After Red died she ran a sly grog shop as a means of earning some money. A little known side to the Ned Kelly saga was that Ellen was in the female section of the Old Melbourne Gaol when Ned was hanged on 11 November 1880. She had been convicted of assaulting Constable Fitzpatrick when he had visited her home and harassed her daughter Kate. Ellen was sentenced in the Beechworth Court to three years in gaol for supposedly hitting the constable on the head with a shovel. Even by the standards of the day this was a harsh punishment, made even crueller by the decree that she was not allowed to take the normal course of having her four-month-old baby in prison with her. Her punishment was meant to be a warning to the Kellys and their relatives.
As it transpired, Ned was captured and sentenced to hang while his mother was still serving her sentence. Permitted to visit him before his execution, she told him: 'Die brave, die like a Kelly'. Then Ellen waited in the adjacent building for her son's execution.
The diaries of John Castieau, governor of the gaol between 1869 and 1884, reveal how harsh the conditions were for women prisoners. Nevertheless it was not uncommon for a pregnant, destitute woman to commit a crime so that she could be cared for in the gaol hospital and have her delivery there. Babies under the age of twelve months were allowed to be with their mothers in prison. For these women, conditions outside the gaol were intolerable.
When women left prison, the inequalities, disadvantages and stigma remained. Even the Discharged Prisoners Aid Society refused aid to females, putting them in the same category as drunks.

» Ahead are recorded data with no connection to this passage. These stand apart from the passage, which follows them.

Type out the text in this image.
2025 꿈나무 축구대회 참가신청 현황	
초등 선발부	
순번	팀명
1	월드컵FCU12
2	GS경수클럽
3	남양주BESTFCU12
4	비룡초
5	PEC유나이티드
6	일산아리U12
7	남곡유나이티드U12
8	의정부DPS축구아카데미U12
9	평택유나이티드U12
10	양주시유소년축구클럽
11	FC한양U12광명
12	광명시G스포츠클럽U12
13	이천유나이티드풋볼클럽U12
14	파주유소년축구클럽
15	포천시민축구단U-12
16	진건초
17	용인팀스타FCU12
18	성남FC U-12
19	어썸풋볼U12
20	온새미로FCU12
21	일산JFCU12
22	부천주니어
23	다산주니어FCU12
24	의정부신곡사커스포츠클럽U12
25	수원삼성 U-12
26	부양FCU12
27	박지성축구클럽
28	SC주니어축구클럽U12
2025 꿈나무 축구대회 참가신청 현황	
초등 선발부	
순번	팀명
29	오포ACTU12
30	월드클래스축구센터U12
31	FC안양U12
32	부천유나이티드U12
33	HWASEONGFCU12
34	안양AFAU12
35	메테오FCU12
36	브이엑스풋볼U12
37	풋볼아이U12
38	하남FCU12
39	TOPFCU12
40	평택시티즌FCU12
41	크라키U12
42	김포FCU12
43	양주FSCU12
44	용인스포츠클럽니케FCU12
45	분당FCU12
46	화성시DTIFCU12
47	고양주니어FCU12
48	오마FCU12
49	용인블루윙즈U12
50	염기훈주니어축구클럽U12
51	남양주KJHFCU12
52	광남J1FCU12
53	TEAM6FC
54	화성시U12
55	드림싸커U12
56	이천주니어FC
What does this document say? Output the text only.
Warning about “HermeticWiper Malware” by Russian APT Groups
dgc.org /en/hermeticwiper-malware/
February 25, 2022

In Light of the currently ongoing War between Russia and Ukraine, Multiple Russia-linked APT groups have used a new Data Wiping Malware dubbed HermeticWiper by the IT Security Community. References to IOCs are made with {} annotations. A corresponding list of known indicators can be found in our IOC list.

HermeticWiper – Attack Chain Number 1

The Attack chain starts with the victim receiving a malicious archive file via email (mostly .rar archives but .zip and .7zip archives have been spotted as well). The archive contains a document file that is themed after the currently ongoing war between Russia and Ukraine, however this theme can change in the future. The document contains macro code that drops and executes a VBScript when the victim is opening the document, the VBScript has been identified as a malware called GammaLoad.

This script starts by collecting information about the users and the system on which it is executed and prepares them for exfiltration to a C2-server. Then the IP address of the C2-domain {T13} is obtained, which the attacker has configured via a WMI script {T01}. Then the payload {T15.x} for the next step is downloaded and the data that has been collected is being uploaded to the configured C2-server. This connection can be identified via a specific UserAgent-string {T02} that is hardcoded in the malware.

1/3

It was to take considerable time to improve conditions for women and to change such attitudes. Many families hid from other family members and their descendants the fact that a family member had been imprisoned or hanged.
Families settling in the new colony had much to contend with. For women the problems were often insurmountable, especially if they were widows with children or were unemployed. Many were forced into prostitution, while others sought solace in drink. When these women ended up in gaol, the cycle of devastation upon the families continued.